The essence of liberal-progressivism, in contrast, is the atheistic belief that only the material externalities of income and power are real, that the true aim of political society is to reduce all people to a homogenized mass having nearly equal income and equal access to all of society’s goods and services.
Believing, as they do, in only material factors, liberal-progressives are altogether in favor of hedonistic license for sensual gratification, which they call liberty. In order to remove the impediment of western civilization’s religious morality, they employ their version of free speech (that is, for liberal-progressives only) to denigrate Judeo-Christianity.
Public policies aimed at multi-cultural education and avoidance of all values ultimately, however, can have only one result, disintegration of society. The loss of a commonly-accepted sense of morality and community standards of behavior is the explanation for much of the ill that besets the United States today. Blind adherence to liberal theories of social welfarism and value-free expressions of free speech can only make matters worse.

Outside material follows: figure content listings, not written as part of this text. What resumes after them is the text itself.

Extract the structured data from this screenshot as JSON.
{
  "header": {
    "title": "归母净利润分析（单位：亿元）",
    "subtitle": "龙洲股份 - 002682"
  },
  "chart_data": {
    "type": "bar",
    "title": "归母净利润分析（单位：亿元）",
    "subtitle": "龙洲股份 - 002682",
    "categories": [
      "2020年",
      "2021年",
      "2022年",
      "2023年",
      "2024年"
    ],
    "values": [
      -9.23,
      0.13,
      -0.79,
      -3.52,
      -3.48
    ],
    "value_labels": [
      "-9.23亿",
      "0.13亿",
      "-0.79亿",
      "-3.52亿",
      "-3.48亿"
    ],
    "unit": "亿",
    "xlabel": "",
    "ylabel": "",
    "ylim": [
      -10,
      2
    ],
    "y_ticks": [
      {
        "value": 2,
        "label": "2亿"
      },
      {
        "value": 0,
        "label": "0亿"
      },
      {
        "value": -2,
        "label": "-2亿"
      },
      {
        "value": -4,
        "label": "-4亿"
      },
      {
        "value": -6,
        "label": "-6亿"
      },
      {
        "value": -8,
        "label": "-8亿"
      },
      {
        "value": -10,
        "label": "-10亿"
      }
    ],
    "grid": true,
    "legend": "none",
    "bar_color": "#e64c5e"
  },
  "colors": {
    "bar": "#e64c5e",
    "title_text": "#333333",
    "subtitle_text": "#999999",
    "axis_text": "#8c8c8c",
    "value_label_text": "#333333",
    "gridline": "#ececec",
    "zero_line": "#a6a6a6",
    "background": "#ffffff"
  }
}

Liberals need to restudy the scientific method advocated by John Dewey and remind themselves that this scientific method also requires maintaining an open mind and a willingness to abandon social welfare and other public policies that prove to be unworkable or counter-productive.
More importantly, social stability in a good society requires devotion to wisdom and an understanding of moral values. Neither wisdom nor understanding is a product of a mechanical process called “diversity.” On the other hand, wisdom and moral virtue easily embrace all races, sexes, and economic classes. As the Declaration of Independence proclaims, in a moral sense, we are all created equal by our Creator.